Le mensuel Têtu, icône de papier de la communauté homosexuelle, vient une nouvelle fois d’être placé en redressement judiciaire. Son petit concurrent, Yagg.com, souffre également.
Avec encore 600 000 euros de déficit en 2014 (pour 2,8 millions d’euros de chiffre d’affaires), la société Communication presse publication diffusion (CPPD), qui publie Têtu, s’est déclarée en cessation de paiement et a été placée en redressement judiciaire le 1er juin. Premier responsable du marasme, le canal de la diffusion qui continue à s’effilocher. En 2014, le mensuel a encore perdu près de 9%. Les ventes ont régressé à 31 000 exemplaires en dépit d’une nouvelle formule moins “communautaire” réalisée à l’été 2013, peu après le rachat du journal à Pierre Bergé par Jean-Jacques Augier. Elles se situaient à plus de 40 000 exemplaires deux ans plus tôt. La vente d’exemplaires numériques au travers de Tetu.com n’a aucunement pris le relais puisque le site Internet, gratuit, reste entièrement tourné vers la publicité. Second axe de difficultés : la publicité, précisément. Représentant un tiers des recettes, cette dernière aurait chuté d’environ 10% l’année dernière. Augier cherche à présent un repreneur d’ici quatre mois, faute de quoi, la CPPD sera liquidée. L’homme d’affaires, qui a été trésorier de la campagne de François Hollande en 2012, avait pourtant restructuré Têtu à la hache au moment de sa reprise. Les deux tiers des effectifs du mensuel, soit 20 salariés sur une trentaine, avaient quitté le journal. Tous les contrats fournisseurs avaient été renégociés et une partie des fonctions du journal avaient été sous-traitées.

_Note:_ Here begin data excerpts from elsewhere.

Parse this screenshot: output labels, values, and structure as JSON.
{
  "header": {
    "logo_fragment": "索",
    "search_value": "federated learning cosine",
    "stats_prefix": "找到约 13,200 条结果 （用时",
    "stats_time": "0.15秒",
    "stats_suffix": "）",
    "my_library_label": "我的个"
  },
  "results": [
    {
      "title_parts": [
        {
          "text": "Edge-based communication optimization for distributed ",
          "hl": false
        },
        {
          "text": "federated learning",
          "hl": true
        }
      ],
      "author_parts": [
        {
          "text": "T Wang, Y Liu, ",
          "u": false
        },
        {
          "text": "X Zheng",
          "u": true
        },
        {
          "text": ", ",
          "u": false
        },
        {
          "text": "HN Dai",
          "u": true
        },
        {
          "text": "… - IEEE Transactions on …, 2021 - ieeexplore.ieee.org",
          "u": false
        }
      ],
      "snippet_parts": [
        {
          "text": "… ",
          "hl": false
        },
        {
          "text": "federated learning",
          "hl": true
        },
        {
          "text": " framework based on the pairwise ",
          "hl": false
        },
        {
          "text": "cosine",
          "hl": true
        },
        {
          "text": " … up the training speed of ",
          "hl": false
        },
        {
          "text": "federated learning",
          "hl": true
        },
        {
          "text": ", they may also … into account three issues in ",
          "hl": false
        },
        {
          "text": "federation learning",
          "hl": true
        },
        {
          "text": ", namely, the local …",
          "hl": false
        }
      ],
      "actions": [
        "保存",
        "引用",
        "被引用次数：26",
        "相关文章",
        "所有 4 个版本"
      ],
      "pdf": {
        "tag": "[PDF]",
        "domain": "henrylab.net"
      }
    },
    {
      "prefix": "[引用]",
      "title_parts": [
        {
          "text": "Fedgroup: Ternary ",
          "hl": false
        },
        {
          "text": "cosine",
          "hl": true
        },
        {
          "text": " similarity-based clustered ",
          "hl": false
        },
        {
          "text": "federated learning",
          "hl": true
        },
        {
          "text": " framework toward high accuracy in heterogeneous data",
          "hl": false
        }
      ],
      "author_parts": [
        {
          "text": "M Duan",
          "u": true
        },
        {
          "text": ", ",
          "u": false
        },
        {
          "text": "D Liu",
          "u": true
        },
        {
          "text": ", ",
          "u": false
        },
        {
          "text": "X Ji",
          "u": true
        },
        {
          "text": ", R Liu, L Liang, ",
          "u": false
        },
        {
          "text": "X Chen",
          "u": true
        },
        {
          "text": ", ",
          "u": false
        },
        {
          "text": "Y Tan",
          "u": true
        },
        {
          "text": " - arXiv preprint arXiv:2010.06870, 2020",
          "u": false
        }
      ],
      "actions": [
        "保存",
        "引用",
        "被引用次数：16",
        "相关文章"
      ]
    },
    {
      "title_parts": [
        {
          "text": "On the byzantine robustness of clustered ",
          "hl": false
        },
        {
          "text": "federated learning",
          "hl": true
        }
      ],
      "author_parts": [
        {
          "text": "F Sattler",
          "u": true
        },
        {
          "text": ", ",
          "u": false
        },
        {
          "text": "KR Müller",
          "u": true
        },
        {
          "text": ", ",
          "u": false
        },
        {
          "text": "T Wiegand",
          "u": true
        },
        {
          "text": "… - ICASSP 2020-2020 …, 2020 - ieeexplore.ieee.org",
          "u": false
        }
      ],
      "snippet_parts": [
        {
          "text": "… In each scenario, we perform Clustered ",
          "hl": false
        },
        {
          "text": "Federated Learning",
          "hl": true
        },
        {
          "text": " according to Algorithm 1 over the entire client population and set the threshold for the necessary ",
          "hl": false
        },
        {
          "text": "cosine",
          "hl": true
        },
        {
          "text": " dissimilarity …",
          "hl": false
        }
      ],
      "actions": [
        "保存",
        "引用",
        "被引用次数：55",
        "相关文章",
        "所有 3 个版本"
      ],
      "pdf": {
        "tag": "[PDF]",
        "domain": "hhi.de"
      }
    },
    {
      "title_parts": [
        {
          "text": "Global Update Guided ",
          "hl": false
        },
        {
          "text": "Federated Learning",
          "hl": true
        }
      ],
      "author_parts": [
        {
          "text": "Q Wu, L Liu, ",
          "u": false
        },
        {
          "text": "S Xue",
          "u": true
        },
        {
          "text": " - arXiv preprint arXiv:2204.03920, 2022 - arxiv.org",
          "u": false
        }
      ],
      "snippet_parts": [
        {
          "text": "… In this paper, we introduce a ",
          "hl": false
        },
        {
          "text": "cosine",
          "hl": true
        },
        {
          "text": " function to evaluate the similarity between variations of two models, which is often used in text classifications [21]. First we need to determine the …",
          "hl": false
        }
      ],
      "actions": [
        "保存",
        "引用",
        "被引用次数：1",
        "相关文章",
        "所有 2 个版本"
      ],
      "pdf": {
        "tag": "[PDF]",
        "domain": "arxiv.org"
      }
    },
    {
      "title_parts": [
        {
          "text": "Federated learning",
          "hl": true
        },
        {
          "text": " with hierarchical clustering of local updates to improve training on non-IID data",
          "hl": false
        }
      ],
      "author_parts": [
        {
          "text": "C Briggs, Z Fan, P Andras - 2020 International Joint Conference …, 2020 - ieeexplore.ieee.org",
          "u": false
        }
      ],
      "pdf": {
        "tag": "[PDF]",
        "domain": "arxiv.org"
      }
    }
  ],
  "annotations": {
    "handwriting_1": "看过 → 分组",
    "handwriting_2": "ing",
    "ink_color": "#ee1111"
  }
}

Le malaise qui frappe Têtu illustre la difficulté des médias gay à trouver leur modèle économique dans un marché baissier. Ainsi, le pure player Yagg.com, un temps associé à Têtu sur la partie numérique, a lui aussi été en déficit en 2014. Le site, qui annonce 450 000 visiteurs uniques mensuellement, tente désormais de trouver l’équilibre grâce à l’abonnement. Avec une partie de son contenu rendu payant depuis début juin, Yagg.com espère séduire entre 2000 et 3000 abonnés d’ici 2016. Le site, créé en 2008, compte, par ce biais, revenir à l’équilibre dès cette année.
Le souhait, de plus en plus frappant, d’une intégration de la communauté homosexuelle au sein du reste de la société est manifestement un sérieux handicap pour la pérennité de ses propres supports d’information.